A lot of women have a detective-like instinct to uncover what’s unknown to us, including myself. Whether it’s eavesdropping on people’s conversations on the Campus Connector or looking over at the phone of the guy sitting next to you in Coffman to see what music he’s listening to, we can’t help but get a feeling of satisfaction whenever we figure out some new truth. This is especially true when meeting new people and starting new relationships. When it comes down to this, numerous college students turn to online dating apps. Tinder, Bumble and OKCupid have made it so much easier to venture outside of our comfort zones to meet that special someone (without actually venturing outside). Though apps like these are great, there’s a certain level of uncertainty that comes along with meeting someone online.

I recently started using Bumble in an attempt to try something new and possibly make connections.

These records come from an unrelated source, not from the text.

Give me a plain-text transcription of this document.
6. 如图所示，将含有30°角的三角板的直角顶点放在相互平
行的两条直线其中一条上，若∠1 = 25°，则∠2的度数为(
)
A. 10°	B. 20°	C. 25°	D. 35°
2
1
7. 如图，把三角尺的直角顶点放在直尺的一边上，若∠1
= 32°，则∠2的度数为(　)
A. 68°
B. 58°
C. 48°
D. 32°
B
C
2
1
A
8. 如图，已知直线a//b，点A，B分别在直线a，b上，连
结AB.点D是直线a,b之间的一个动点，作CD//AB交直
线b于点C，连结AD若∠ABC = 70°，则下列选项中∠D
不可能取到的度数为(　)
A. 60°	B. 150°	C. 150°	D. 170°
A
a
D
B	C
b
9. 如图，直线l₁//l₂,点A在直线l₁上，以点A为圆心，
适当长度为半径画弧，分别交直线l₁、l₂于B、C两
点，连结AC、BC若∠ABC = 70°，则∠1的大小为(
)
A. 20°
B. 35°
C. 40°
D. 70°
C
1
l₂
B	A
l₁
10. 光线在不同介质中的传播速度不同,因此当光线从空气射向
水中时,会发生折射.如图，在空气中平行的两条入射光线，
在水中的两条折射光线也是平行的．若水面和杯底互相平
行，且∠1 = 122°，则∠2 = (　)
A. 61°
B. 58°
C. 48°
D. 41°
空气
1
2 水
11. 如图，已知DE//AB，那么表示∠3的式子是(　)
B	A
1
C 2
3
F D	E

I was excited when I instantly started matching with other people and began having nice conversations with them. I was pleasantly surprised when one guy I’d been talking to asked me out for coffee. Then suddenly, I was hit with the realization that I would be meeting up with someone who’s practically a stranger to me. I knew I had to do my research.

But why did I feel such a strong need to stalk this guy on social media first? What was I really afraid of?

I believe that there is a feeling of self-responsibility in every woman to protect herself from emotional and physical harm. Too many times, women put so much time and attention in a conversation with someone online, only to be hurt and betrayed when that person isn’t the real deal.  An article from popular online dating site eHarmony states that 53% of people lie on their dating profile. Serious issues such as catfishing, fake profiles and misleading information can put women in harm’s way and lead us to question who we can put our trust and faith into—a feeling that has been further amplified by society today. For example, the MTV show Catfish really emphasizes the crushing reality of finding out that you could potentially be talking to someone who is not who they say they are (thank you Nev Schulman).  

There’s undoubtedly a stigma surrounding social media stalking, but the reality is that not everyone is truthful about who they say they are online and many of us have had to learn that the hard way. Women also can be at risk of being put in a dangerous situation by not knowing the true motives of the person we meet in real life. We aren't out crazy for social media stalking, because we as women need to protect ourselves from any harm and advocate for the women who may have been victims in these kinds of situations.

So go on with your social media stalking spree! Don’t stop until you know exactly who you’re talking to, and don’t let anyone judge you because you deserve to be treated well and to be treated with respect.